In de loonaangifte wordt de medewerker vervolgens gesplitst:  er wordt een tweede medewerker aangemaakt via welke de gegevens voor de transitievergoeding aan de Belastingdienst worden doorgegeven. Voor de persoonlijke gegevens wordt gekeken naar de oorspronkelijke medewerker.

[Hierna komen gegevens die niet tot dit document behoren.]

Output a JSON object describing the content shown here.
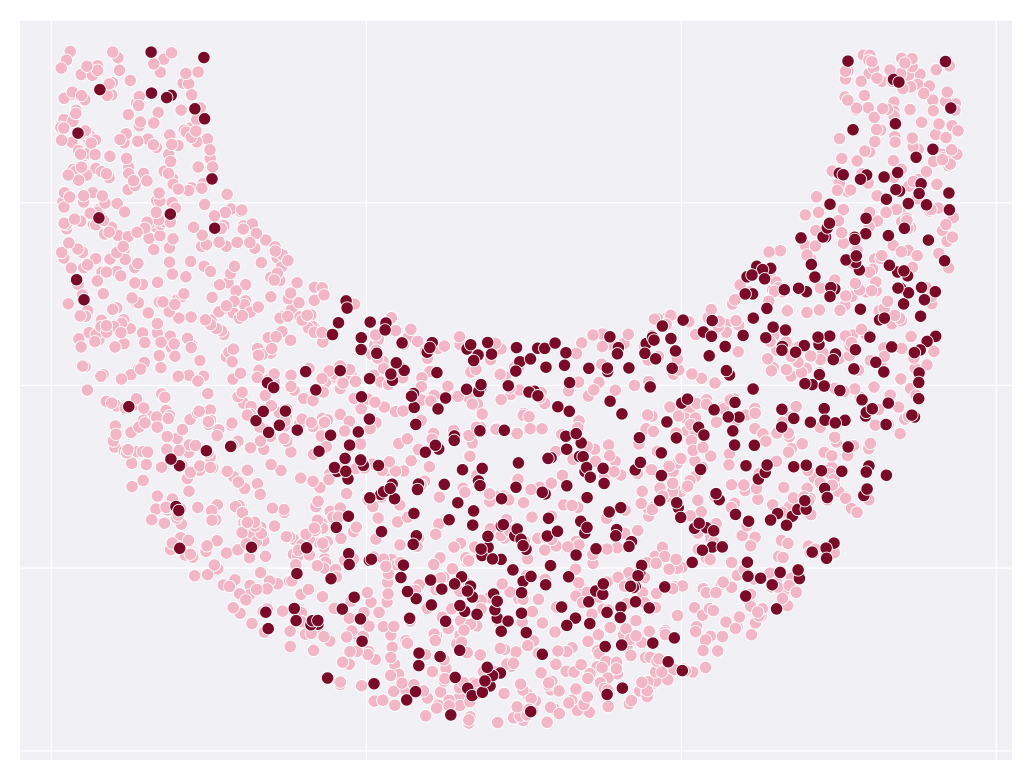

Hieronder belichten wij de belangrijkste velden uit de loonaangifte nader.

  • Personeelsnummer (PersNr): het oorspronkelijke personeelsnummer van de medewerker, maar dan voorafgegaan door de letter ‘T’. Als de medewerker in Nmbrs bijvoorbeeld personeelsnummer 12 heeft, dan wordt voor de extra medewerker personeelsnummer T12 aangeleverd.

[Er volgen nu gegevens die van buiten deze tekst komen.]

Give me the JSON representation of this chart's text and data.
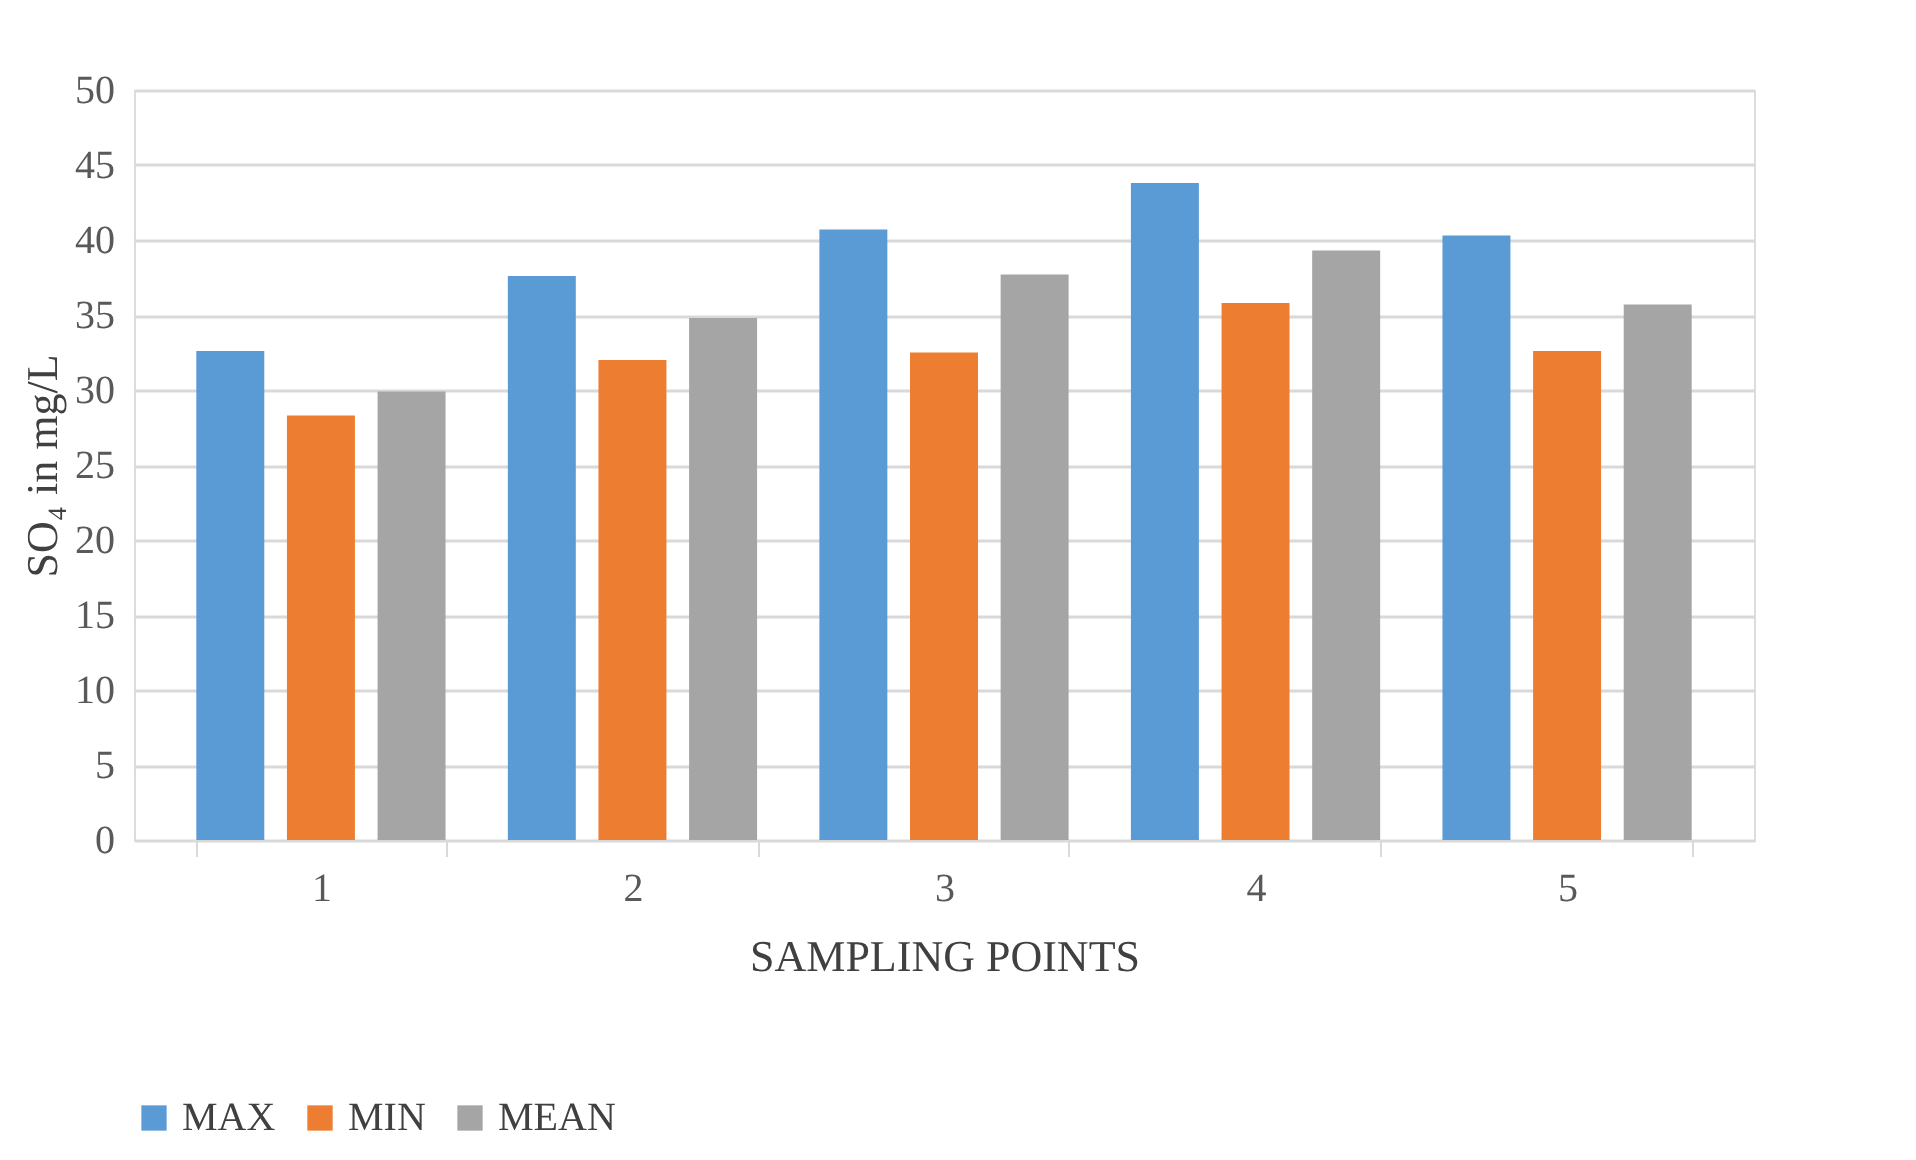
{
  "chart_data": {
    "type": "bar",
    "xlabel": "SAMPLING POINTS",
    "ylabel": "SO₄ in mg/L",
    "categories": [
      "1",
      "2",
      "3",
      "4",
      "5"
    ],
    "series": [
      {
        "name": "MAX",
        "color": "#5b9bd5",
        "values": [
          32.6,
          37.6,
          40.7,
          43.8,
          40.3
        ]
      },
      {
        "name": "MIN",
        "color": "#ed7d31",
        "values": [
          28.3,
          32.0,
          32.5,
          35.8,
          32.6
        ]
      },
      {
        "name": "MEAN",
        "color": "#a5a5a5",
        "values": [
          29.9,
          34.8,
          37.7,
          39.3,
          35.7
        ]
      }
    ],
    "ylim": [
      0,
      50
    ],
    "yticks": [
      0,
      5,
      10,
      15,
      20,
      25,
      30,
      35,
      40,
      45,
      50
    ],
    "grid": "y",
    "legend": "bottom"
  }
}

  • IKV-nummer (NumIV): het IKV-nummer van de oorspronkelijke medewerker + 9900.
  • Soort Inkomen (SrtIV): altijd code 62.
  • Code Loonbelastingtabel (LbTab): 020.
  • Loon SV (LnSV): altijd 0.

Let op: In geval van een tegenboeking (correctie) transitievergoeding kan het zijn dat de collectieve en nominatieve aangifte niet overeenkomen. Dit kan je oplossen middels een IKV intrekking in de periode waarin de transitievergoeding oorspronkelijk was betaald. Hier kan je het volgende artikel voor raadplegen: Verkeerd BSN / IKV intrekken. Verricht de intrekking op het juiste personeelsnummer, letter 'T' gevolgd door het personeelsnummer.